Diamond Lake features a resort named The Landing on Diamond Lake, renamed from Diamond Lake Beach in 2026. The resort offers a variety of water sports and activities, like kayaking, paddle boarding, and swimming. Non-water activities available near the lake include live music and food & drinks.

Winter sports like ice skating, ice fishing, and ice boating are popular in the winter months.

Fishing in the lake is allowed, but catch and release methods are encouraged; due to the stressors on the ecosystem, the Illinois Department of Natural Resources has had to introduce new fish manually in order to support the lake's habitat.

==Wildlife==
Diamond Lake is home to several species of flora and fauna. The most common aquatic plants found in the lake include coontail, sago pondweed, and the invasive Eurasian watermilfoil and curly-leaf pondweed. In 2008, the following thirteen species of fish were identified in the lake: bluegill, pumpkinseed, largemouth bass, yellow bass, yellow perch, black crappie, walleye, northern pike, channel catfish, Eurasian carp, golden shiner, emerald shiner, and American gizzard shad.

In 2008, invasive zebra mussels were first sighted in Diamond Lake.
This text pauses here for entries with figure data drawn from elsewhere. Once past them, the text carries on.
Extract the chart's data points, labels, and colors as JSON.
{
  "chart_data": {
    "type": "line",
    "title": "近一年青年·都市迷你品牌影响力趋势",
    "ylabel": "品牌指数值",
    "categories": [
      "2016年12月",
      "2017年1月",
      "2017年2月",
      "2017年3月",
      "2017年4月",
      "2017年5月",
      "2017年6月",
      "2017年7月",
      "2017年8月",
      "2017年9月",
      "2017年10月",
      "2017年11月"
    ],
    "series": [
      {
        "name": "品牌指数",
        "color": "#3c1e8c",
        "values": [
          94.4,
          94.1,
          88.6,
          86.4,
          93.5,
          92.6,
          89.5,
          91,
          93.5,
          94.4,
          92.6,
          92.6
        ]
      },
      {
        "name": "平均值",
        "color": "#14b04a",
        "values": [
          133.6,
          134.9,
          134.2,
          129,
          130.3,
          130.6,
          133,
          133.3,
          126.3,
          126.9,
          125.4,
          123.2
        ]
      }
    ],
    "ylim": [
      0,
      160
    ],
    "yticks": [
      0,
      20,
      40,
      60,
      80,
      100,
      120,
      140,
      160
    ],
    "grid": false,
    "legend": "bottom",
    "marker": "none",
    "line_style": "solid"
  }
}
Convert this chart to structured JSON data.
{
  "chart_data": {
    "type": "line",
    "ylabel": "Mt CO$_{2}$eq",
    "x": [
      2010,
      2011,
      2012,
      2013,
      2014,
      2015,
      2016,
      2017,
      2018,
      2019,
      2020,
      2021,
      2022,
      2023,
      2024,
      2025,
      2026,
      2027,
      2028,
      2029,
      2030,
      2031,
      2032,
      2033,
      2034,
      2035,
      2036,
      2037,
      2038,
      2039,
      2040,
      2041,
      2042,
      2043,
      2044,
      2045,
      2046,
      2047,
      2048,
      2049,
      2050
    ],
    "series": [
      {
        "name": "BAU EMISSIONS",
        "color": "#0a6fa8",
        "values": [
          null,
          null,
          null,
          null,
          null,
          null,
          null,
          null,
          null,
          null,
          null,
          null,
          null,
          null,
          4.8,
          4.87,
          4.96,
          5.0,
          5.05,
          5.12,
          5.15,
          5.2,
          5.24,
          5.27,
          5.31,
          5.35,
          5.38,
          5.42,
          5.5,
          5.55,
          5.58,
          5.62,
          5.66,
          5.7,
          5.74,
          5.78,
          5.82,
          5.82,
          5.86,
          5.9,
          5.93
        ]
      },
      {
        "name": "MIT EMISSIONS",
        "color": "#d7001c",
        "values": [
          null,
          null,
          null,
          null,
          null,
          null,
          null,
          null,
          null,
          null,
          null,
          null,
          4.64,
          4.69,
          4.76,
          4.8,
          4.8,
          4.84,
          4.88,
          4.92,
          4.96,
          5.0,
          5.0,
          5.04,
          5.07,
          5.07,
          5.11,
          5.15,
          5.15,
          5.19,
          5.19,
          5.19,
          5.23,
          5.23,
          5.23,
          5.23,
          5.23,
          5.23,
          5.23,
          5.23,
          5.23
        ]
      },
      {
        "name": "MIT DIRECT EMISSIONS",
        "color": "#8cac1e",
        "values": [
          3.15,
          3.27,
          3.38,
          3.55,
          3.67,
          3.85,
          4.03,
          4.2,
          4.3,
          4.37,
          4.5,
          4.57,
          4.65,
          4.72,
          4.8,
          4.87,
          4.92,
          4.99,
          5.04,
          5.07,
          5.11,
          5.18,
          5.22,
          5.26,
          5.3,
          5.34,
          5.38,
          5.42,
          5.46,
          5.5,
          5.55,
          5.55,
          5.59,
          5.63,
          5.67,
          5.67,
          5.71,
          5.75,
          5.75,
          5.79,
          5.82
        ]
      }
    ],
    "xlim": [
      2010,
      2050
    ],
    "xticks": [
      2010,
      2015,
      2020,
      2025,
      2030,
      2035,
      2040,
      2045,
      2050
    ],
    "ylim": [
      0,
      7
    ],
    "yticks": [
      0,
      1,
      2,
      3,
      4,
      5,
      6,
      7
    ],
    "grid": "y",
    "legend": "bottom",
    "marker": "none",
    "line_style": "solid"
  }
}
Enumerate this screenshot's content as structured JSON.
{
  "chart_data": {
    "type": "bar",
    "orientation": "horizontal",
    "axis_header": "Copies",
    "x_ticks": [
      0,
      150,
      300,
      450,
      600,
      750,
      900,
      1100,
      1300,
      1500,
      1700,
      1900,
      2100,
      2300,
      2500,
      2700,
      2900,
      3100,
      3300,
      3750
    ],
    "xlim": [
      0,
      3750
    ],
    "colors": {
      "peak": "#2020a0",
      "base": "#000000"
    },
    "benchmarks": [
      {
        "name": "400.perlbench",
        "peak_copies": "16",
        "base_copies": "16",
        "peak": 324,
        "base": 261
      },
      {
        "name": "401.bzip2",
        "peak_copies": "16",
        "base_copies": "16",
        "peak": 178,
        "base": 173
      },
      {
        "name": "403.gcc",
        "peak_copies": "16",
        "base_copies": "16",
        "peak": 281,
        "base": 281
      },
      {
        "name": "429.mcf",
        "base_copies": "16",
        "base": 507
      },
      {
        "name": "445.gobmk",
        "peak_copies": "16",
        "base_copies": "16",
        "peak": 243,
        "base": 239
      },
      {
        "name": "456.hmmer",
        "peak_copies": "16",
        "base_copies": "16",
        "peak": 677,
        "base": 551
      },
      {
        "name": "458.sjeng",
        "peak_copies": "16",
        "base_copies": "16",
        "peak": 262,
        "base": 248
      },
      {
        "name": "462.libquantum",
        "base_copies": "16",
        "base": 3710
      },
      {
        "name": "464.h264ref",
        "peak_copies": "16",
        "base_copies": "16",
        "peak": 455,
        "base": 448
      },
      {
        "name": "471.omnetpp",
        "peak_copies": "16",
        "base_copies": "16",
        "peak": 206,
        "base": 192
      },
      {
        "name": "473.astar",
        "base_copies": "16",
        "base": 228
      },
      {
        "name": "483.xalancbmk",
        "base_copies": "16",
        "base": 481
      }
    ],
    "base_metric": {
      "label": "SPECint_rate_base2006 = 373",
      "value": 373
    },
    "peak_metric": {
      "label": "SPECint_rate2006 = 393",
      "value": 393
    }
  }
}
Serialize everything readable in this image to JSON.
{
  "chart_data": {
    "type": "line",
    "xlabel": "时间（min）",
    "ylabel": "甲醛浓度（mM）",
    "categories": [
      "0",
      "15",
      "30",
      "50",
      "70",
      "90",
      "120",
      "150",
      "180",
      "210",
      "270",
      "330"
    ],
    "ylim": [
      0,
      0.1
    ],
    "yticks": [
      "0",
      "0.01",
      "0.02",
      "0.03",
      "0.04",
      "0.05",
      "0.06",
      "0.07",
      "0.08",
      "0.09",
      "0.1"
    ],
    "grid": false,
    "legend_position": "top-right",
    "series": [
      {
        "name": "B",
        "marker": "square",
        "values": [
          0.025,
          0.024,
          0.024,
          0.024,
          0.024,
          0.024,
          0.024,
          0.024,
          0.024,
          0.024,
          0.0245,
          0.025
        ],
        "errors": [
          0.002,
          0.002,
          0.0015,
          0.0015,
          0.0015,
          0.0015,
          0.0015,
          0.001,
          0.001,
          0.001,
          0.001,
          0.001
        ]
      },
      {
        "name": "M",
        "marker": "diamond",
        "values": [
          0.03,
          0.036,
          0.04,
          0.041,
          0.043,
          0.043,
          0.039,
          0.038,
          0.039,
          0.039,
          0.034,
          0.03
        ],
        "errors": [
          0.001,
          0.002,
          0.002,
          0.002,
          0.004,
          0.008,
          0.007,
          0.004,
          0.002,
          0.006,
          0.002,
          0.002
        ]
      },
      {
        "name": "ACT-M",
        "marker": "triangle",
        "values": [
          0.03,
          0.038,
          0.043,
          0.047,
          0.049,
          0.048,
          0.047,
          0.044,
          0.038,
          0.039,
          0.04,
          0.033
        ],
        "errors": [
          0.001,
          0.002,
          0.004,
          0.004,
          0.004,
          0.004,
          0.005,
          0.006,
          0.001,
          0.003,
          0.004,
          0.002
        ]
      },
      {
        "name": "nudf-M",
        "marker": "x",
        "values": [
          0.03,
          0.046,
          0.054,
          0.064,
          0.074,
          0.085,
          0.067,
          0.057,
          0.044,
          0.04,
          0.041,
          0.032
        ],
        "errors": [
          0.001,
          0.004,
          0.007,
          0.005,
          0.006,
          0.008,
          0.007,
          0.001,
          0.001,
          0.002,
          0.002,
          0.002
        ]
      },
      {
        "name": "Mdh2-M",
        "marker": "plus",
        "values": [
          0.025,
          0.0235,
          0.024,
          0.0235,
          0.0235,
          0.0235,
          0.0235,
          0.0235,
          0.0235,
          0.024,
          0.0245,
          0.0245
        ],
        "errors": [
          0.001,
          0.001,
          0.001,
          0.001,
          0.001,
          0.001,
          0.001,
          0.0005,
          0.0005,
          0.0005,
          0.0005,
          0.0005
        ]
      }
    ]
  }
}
Common loons and American white pelicans can be sighted at the lake during their annual migrations. Canada geese, mallards, and great blue herons are common residents, and bald eagles are often seen flying over the lake. Muskrats, red foxes, and painted turtles also live in or around Diamond Lake.

Residents living near the lake founded the Diamond Lake Preservation Association in 2014. The group's mission is the maintain the health and usability of Diamond Lake by effectively managing its invasive species.